NEW YORK, Jan 19, 2026, 05:04 (EST)

Spigen’s Tough Armor Pro (MagFit) magnetic wallet that folds into a phone stand is selling for $33 on Amazon, down from as much as $40, deal site 9to5Toys reported on Jan. 18. The accessory is designed to snap onto the back of a compatible phone or case and carry cards at the same time. 1

The timing underscores how quickly the magnet-on-the-back ecosystem has turned into a crowded accessory lane, not just a charging trick. Apple says MagSafe chargers and battery packs “snap” to supported iPhones and that magnets help align devices for faster wireless charging. 2

That magnet-first approach is spreading beyond iPhones. Google’s Pixel 10 line introduced Pixelsnap, a Qi2.2-based magnetic accessory system that also works with many MagSafe add-ons, TechRadar reported last year. 3

On Spigen’s own site, the Tough Armor Pro (MagFit) card holder is priced at $49.99 and pitched as a rugged wallet with an adjustable kickstand, a one-hand slide mechanism, and storage for up to five cards. Spigen also says it ships with an RFID-blocking card — RFID is the short-range radio tech used in contactless “tap-to-pay” cards. 4

Apple sells its iPhone FineWoven Wallet with MagSafe for $59 and says it supports up to three cards and can work with Find My, Apple’s tracking feature, if it gets separated from a phone. 5

Anker, another big accessory maker in the space, frames MagSafe gear broadly as magnetic add-ons that snap onto compatible iPhones, including wallets, stands and grips. 6

The Amazon listing for Spigen’s wallet says it is compatible with iPhone 12 through iPhone 17 models, an iPhone Air model, and Pixel 9 and Pixel 10 devices when used with a magnetic-compatible case.

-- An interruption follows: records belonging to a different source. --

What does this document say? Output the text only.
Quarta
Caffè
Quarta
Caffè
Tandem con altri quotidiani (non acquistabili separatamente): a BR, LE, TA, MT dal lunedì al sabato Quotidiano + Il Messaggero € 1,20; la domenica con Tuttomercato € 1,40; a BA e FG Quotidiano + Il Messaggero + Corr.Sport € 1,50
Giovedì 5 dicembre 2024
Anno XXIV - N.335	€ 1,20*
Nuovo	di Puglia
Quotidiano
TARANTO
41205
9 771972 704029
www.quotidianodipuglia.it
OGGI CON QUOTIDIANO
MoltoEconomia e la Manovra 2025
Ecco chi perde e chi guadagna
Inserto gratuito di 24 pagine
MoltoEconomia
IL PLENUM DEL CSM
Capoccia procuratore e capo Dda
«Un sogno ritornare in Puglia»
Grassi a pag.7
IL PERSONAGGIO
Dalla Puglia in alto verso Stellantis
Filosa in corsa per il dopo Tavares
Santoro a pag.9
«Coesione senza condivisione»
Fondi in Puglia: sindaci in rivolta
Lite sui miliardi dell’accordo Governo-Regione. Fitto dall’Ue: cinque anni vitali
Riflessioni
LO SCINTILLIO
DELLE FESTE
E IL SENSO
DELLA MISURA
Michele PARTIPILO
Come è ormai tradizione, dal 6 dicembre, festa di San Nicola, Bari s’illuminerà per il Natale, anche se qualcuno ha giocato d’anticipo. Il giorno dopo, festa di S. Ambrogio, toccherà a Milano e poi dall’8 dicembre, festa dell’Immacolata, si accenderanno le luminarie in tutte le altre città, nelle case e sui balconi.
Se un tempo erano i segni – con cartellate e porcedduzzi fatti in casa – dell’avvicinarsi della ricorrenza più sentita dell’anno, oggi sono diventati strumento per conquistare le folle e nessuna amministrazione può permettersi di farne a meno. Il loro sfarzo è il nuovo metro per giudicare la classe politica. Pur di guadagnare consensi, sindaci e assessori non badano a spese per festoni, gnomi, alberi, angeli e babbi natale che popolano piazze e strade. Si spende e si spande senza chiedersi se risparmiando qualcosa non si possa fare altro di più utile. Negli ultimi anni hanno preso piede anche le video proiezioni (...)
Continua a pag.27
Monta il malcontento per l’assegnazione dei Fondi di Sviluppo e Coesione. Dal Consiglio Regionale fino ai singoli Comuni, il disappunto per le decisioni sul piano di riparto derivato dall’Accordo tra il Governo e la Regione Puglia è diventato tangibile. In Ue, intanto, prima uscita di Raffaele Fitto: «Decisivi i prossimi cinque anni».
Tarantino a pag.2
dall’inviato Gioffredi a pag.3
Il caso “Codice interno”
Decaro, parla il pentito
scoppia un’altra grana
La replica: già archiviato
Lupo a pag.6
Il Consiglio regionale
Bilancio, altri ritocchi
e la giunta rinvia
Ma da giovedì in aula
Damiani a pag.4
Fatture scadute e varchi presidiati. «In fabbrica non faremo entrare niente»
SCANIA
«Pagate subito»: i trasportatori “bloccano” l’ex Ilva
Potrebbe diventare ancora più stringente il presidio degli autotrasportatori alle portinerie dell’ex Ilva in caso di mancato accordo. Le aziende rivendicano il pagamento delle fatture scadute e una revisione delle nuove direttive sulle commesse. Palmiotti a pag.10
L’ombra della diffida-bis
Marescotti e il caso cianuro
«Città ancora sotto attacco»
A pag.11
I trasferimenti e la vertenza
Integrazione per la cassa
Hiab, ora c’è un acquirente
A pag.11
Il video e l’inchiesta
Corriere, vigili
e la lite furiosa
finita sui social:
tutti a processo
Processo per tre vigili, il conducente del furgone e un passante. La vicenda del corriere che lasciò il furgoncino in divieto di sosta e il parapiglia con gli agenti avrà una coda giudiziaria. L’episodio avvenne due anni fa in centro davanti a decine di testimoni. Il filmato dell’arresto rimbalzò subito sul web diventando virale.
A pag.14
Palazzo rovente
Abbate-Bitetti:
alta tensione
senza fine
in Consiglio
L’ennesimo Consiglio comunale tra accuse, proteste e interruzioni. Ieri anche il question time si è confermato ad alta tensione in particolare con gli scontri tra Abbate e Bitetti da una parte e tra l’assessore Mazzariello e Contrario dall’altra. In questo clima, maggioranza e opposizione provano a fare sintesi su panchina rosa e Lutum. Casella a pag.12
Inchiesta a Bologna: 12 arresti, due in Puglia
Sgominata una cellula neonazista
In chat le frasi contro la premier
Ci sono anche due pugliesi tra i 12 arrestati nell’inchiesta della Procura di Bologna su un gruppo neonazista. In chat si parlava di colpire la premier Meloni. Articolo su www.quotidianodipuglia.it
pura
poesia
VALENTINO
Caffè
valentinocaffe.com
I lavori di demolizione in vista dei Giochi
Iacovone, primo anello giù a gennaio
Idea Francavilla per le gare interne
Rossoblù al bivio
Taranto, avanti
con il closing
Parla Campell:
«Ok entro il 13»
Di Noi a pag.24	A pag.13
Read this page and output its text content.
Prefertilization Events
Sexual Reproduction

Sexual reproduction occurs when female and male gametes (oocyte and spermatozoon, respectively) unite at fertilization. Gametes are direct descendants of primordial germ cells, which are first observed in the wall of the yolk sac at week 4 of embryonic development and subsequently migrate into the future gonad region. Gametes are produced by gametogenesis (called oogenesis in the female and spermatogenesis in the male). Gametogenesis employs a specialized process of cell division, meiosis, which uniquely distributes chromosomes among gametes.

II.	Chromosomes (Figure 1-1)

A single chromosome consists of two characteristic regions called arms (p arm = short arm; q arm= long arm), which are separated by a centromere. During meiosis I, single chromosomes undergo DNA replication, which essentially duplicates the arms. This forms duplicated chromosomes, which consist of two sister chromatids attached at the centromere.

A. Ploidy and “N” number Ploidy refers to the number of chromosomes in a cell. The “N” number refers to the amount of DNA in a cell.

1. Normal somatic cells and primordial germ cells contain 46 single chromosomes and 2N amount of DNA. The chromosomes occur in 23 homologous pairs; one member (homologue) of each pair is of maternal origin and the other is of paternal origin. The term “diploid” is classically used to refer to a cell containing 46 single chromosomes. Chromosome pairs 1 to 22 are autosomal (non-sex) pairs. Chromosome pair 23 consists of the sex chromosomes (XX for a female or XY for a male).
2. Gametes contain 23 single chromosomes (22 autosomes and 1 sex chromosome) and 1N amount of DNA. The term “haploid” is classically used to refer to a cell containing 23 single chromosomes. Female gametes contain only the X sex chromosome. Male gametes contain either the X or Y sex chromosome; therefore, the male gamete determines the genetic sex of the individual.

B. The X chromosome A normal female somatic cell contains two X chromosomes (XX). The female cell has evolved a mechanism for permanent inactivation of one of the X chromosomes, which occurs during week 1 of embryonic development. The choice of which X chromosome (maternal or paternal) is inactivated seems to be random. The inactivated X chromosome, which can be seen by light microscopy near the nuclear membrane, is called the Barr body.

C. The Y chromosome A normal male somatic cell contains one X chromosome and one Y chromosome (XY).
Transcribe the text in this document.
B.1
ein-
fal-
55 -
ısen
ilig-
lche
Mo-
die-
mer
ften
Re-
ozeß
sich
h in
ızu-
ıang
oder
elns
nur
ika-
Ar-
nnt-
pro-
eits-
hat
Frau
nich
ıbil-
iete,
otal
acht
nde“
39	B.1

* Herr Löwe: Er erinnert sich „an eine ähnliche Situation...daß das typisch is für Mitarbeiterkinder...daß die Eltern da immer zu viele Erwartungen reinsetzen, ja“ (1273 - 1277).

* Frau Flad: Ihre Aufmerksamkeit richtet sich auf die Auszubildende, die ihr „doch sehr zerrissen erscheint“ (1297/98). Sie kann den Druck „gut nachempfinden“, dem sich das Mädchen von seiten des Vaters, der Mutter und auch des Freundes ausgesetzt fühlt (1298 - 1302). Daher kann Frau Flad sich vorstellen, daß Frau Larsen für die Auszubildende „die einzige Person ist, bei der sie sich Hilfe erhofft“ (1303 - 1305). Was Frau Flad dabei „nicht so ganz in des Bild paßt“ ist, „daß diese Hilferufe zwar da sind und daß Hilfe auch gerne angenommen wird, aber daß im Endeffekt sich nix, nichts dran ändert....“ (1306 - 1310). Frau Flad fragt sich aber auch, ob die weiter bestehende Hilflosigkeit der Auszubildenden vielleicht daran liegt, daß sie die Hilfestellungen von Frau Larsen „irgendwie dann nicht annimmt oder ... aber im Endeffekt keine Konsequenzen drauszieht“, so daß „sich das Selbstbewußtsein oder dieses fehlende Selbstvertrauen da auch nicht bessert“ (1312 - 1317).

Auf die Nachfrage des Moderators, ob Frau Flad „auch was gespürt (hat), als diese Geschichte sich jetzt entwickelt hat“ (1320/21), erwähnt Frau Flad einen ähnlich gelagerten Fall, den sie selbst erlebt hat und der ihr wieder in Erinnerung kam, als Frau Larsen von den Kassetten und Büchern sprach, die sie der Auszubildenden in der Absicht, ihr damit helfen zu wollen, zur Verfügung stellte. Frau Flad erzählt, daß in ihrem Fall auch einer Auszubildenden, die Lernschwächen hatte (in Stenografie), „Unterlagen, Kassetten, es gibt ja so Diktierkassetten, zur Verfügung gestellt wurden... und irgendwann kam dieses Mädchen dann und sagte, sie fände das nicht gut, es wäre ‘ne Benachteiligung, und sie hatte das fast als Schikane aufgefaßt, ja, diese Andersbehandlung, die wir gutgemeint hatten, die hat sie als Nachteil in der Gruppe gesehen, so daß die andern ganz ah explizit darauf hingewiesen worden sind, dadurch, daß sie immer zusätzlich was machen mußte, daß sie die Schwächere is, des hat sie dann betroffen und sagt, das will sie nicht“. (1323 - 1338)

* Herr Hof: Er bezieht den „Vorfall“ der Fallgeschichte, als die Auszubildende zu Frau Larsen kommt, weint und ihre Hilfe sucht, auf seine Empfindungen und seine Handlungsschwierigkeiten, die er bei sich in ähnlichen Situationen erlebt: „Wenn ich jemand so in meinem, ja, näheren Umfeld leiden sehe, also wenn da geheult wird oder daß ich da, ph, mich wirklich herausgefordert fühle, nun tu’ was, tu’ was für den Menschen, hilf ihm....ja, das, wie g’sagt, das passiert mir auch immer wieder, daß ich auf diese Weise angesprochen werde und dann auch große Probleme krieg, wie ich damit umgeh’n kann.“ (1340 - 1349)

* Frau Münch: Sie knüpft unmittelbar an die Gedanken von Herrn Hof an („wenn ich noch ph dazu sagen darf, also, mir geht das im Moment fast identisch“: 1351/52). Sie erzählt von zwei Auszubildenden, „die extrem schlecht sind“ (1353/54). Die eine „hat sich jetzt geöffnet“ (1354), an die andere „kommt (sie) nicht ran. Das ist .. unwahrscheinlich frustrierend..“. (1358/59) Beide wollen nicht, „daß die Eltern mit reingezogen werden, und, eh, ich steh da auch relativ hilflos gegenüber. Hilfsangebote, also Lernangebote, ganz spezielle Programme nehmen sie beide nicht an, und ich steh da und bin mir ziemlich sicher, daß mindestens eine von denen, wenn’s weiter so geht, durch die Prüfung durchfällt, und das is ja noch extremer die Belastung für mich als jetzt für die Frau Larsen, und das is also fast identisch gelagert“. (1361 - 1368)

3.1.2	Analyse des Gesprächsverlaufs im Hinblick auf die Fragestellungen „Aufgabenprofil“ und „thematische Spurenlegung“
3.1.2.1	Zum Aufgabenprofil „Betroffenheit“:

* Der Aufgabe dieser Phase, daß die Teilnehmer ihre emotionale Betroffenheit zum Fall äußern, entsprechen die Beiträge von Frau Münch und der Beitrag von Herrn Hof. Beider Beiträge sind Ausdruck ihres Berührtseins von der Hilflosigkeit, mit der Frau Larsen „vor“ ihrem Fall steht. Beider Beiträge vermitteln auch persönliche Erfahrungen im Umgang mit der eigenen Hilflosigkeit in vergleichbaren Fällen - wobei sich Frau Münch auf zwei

The listing also warns the magnet “will not hold” with other models or non‑MagSafe and non‑Pixelsnap cases, and shows the item sold by Spigen Inc. 7

But the RFID angle may matter less than marketing suggests. “It’s just very theoretical fraud,” Frank McKenna, chief strategist at fraud detection firm Point Predictive, told AARP in a 2024 report on RFID-blocking wallets, which also cited Identity Theft Resource Center COO James E. Lee saying: “We do not believe this topic addresses a real risk.” 8

The more immediate uncertainty is simpler: whether the magnet holds with a buyer’s case, and how bulky five cards feels on the back of a phone.

The $33 price is just one datapoint, but it shows where the competition is heading — magnetic wallets are no longer niche add-ons for iPhones, and accessory makers are positioning for both Apple and Google’s next-cycle phones.